Connect light to motion via electricity.

This exercise uses a single-input single-output system which couples a light level to a motor activation. A photoresistor modulates the base current of a bipolar transistor, controlling the current flowing through the collector and emitter to operate a motor. This represents one possible minimal solution to the first graded assignment.

This is an analog circuit inasmuch as the photoresistor current can be set to keep the transistor operating in a linear range, continuously varying the motor speed. If the base current is high or low enough, the transistor will either saturate or shutoff and act as a digital device in that it will simply be ON or OFF.

Steps and observations

  1. Wire up the circuit, trying to use only the schematic.
  2. Modulate the incident light, observing the motor, trying to find the linear operating region. If necessary, adjust the supply voltages.

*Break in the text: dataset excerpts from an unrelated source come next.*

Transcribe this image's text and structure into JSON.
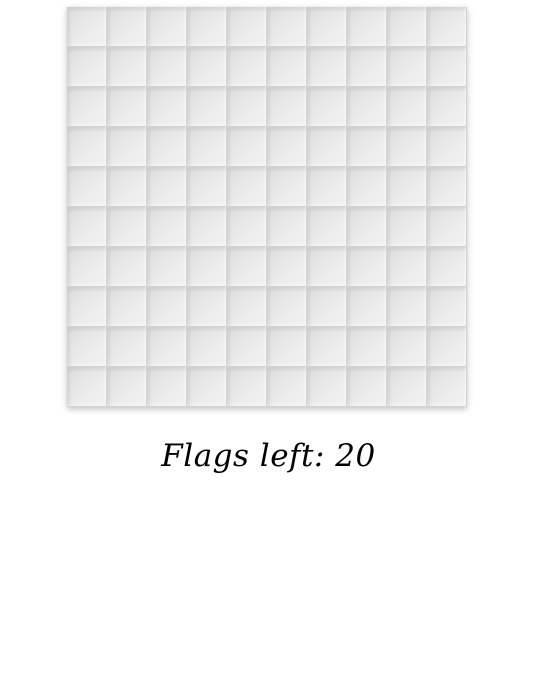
{
  "board": {
    "rows": 10,
    "columns": 10,
    "cell_state": "unrevealed",
    "cell_color": "#e6e6e6"
  },
  "status": {
    "flags_label": "Flags left: 20"
  }
}
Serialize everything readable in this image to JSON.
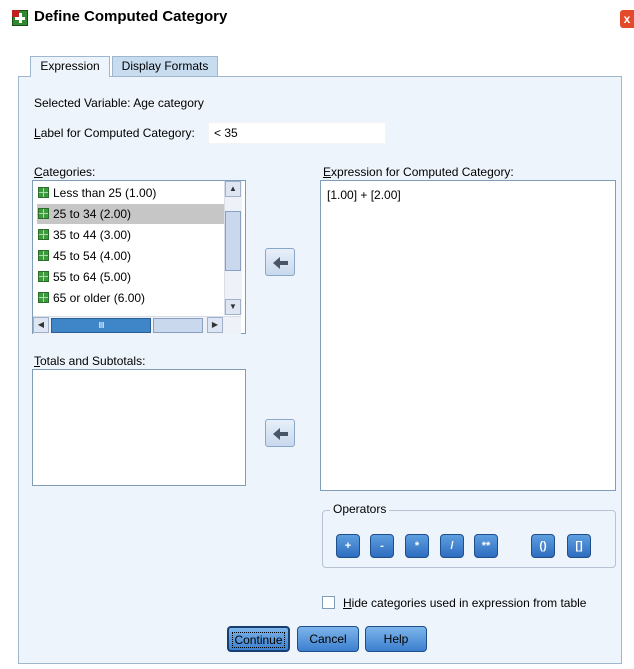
{
  "window": {
    "title": "Define Computed Category",
    "close_label": "x"
  },
  "tabs": [
    {
      "label": "Expression",
      "active": true
    },
    {
      "label": "Display Formats",
      "active": false
    }
  ],
  "selected_variable": {
    "prefix": "Selected Variable: ",
    "value": "Age category"
  },
  "label_field": {
    "mnemonic": "L",
    "label_rest": "abel for Computed Category:",
    "value": "< 35"
  },
  "categories": {
    "mnemonic": "C",
    "label_rest": "ategories:",
    "items": [
      {
        "text": "Less than 25 (1.00)",
        "selected": false
      },
      {
        "text": "25 to 34 (2.00)",
        "selected": true
      },
      {
        "text": "35 to 44 (3.00)",
        "selected": false
      },
      {
        "text": "45 to 54 (4.00)",
        "selected": false
      },
      {
        "text": "55 to 64 (5.00)",
        "selected": false
      },
      {
        "text": "65 or older (6.00)",
        "selected": false
      }
    ]
  },
  "totals": {
    "mnemonic": "T",
    "label_rest": "otals and Subtotals:"
  },
  "expression": {
    "mnemonic": "E",
    "label_rest": "xpression for Computed Category:",
    "value": "[1.00] + [2.00]"
  },
  "operators": {
    "legend": "Operators",
    "buttons": [
      "+",
      "-",
      "*",
      "/",
      "**",
      "()",
      "[]"
    ]
  },
  "hide_checkbox": {
    "mnemonic": "H",
    "label_rest": "ide categories used in expression from table",
    "checked": false
  },
  "buttons": {
    "continue": "Continue",
    "cancel": "Cancel",
    "help": "Help"
  },
  "colors": {
    "panel": "#eef4fb",
    "button_blue": "#3c7fcf",
    "selection": "#c6c6c6"
  }
}
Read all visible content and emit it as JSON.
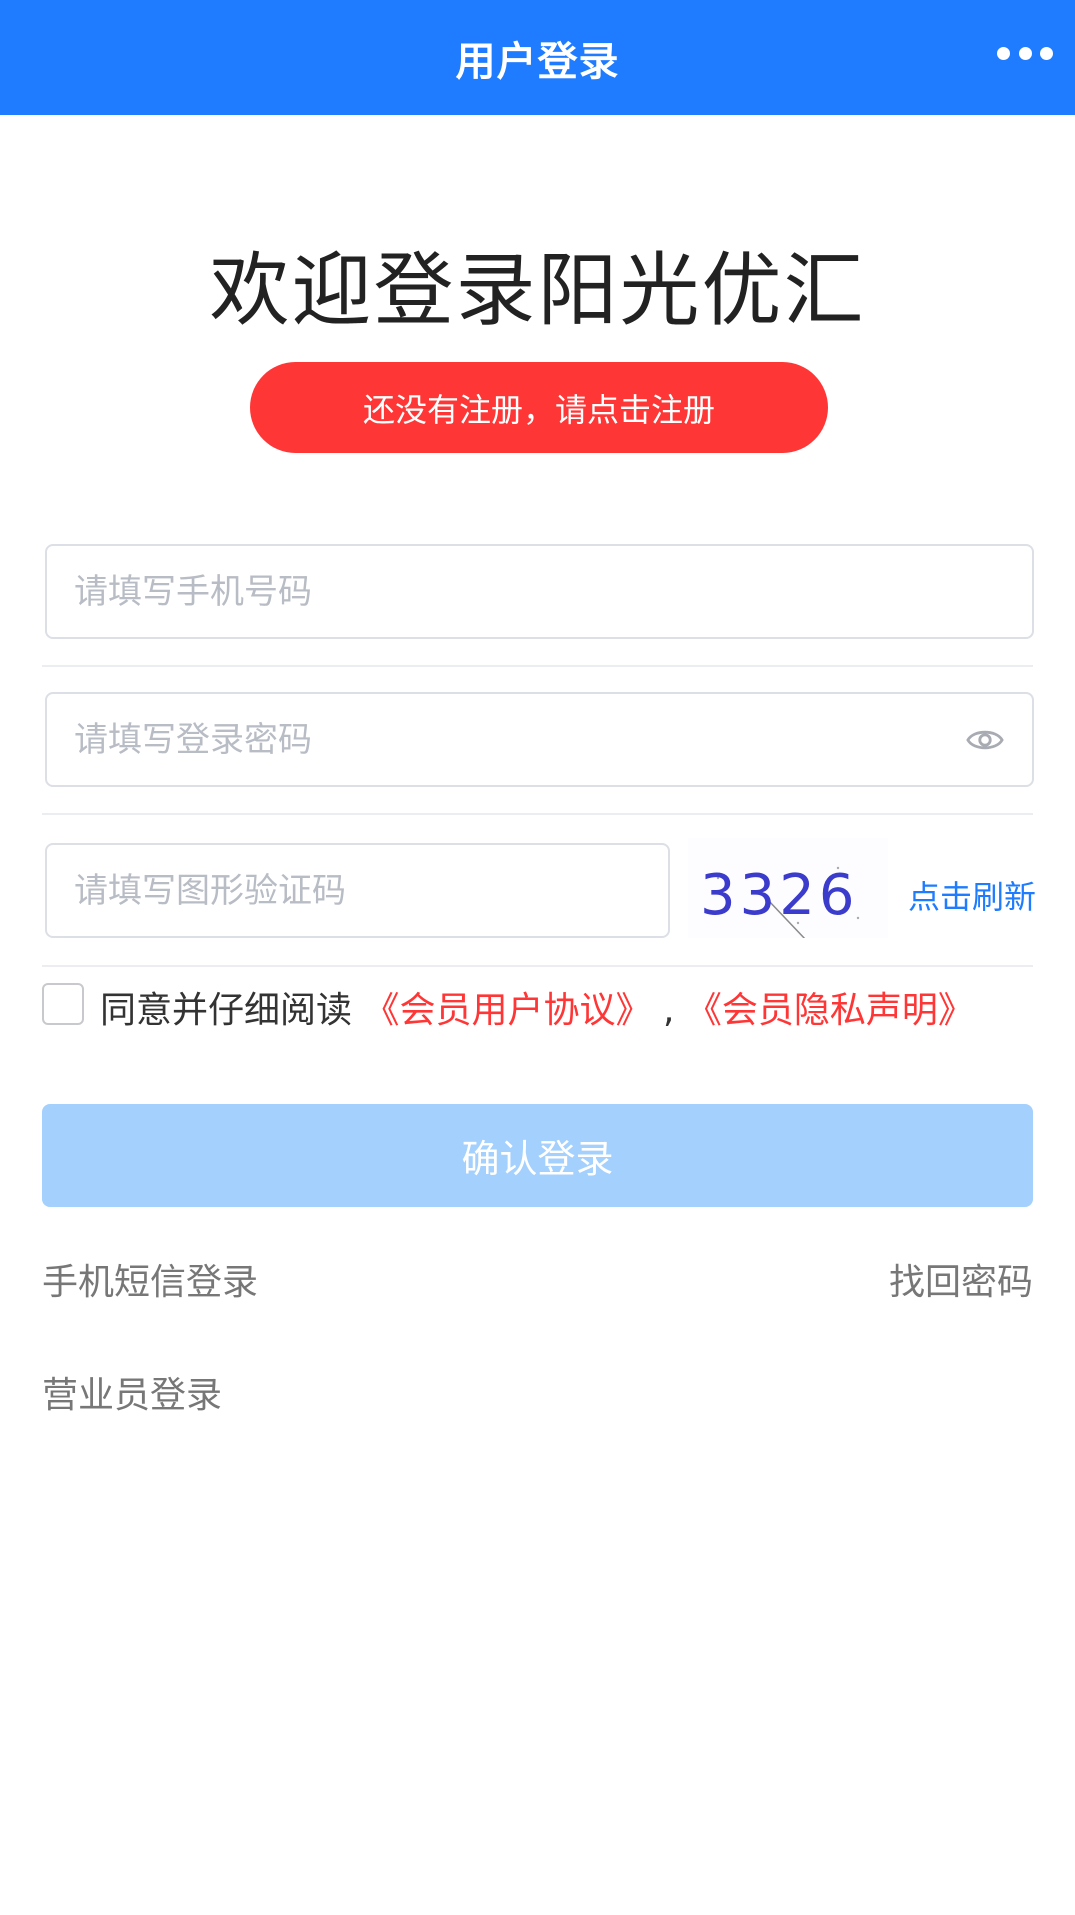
{
  "navbar": {
    "title": "用户登录",
    "background": "#1f7cff"
  },
  "welcome": {
    "title": "欢迎登录阳光优汇"
  },
  "register": {
    "label": "还没有注册，请点击注册",
    "color": "#ff3636"
  },
  "form": {
    "phone": {
      "placeholder": "请填写手机号码",
      "value": ""
    },
    "password": {
      "placeholder": "请填写登录密码",
      "value": ""
    },
    "captcha": {
      "placeholder": "请填写图形验证码",
      "value": ""
    },
    "captcha_image": {
      "code": "3326"
    },
    "refresh_label": "点击刷新"
  },
  "agreement": {
    "prefix": "同意并仔细阅读",
    "user_agreement": "《会员用户协议》",
    "separator": ",",
    "privacy_statement": "《会员隐私声明》",
    "checked": false
  },
  "login_button": {
    "label": "确认登录",
    "color": "#a3d0fd"
  },
  "links": {
    "sms_login": "手机短信登录",
    "find_password": "找回密码",
    "staff_login": "营业员登录"
  }
}
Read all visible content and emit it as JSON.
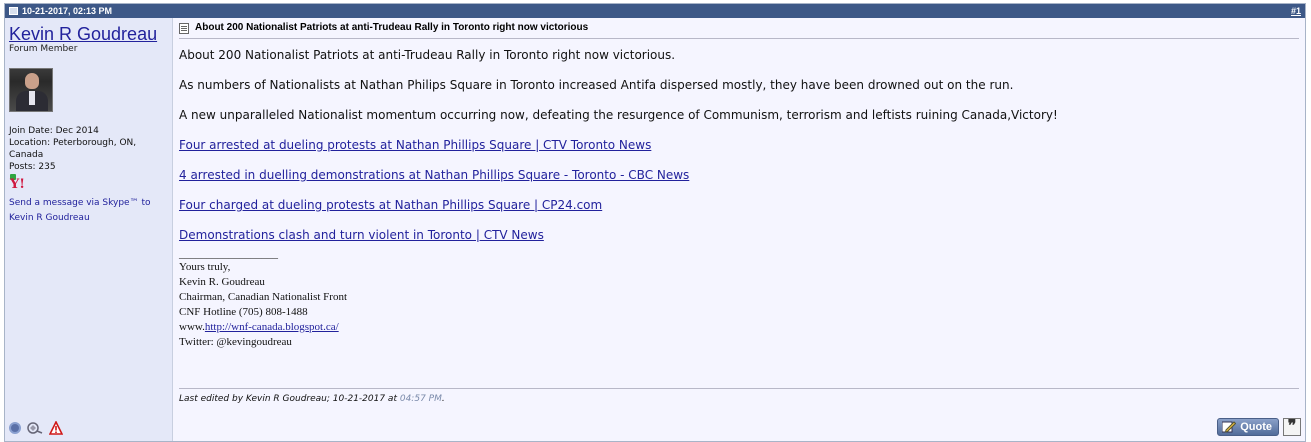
{
  "header": {
    "date": "10-21-2017, 02:13 PM",
    "post_number": "#1"
  },
  "user": {
    "name": "Kevin R Goudreau",
    "title": "Forum Member",
    "join_date": "Join Date: Dec 2014",
    "location": "Location: Peterborough, ON, Canada",
    "posts": "Posts: 235",
    "skype_link": "Send a message via Skype™ to Kevin R Goudreau"
  },
  "post": {
    "title": "About 200 Nationalist Patriots at anti-Trudeau Rally in Toronto right now victorious",
    "paragraphs": [
      "About 200 Nationalist Patriots at anti-Trudeau Rally in Toronto right now victorious.",
      "As numbers of Nationalists at Nathan Philips Square in Toronto increased Antifa dispersed mostly, they have been drowned out on the run.",
      "A new unparalleled Nationalist momentum occurring now, defeating the resurgence of Communism, terrorism and leftists ruining Canada,Victory!"
    ],
    "links": [
      "Four arrested at dueling protests at Nathan Phillips Square | CTV Toronto News",
      "4 arrested in duelling demonstrations at Nathan Phillips Square - Toronto - CBC News",
      "Four charged at dueling protests at Nathan Phillips Square | CP24.com",
      "Demonstrations clash and turn violent in Toronto | CTV News"
    ]
  },
  "signature": {
    "separator": "__________________",
    "line1": "Yours truly,",
    "line2": "Kevin R. Goudreau",
    "line3": "Chairman, Canadian Nationalist Front",
    "line4": "CNF Hotline (705) 808-1488",
    "www_prefix": "www.",
    "www_link": "http://wnf-canada.blogspot.ca/",
    "line6": "Twitter: @kevingoudreau"
  },
  "edited": {
    "prefix": "Last edited by Kevin R Goudreau; 10-21-2017 at",
    "time": "04:57 PM",
    "suffix": "."
  },
  "actions": {
    "quote_label": "Quote",
    "multiquote_glyph": "❞"
  },
  "icons": {
    "header": "post-icon",
    "online_status": "offline-status-icon",
    "report": "report-post-icon",
    "warn": "warning-icon"
  }
}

In practice, transistor circuits usually have additional bias resistors to supply positive or negative currents to keep the transistor operating in the desired region. This is a deep topic which leads into the art of analog circuit design. For an idea of this, look up “audio circuits” on Google Images and see what comes out.

This circuit is a very simple example of a class-A amplifier using a common-emitter topology; there are many other types of amplifying transistor circuits. In general we will use PWM to control motor speed using a simple type of class-D amplifier for better power efficiency.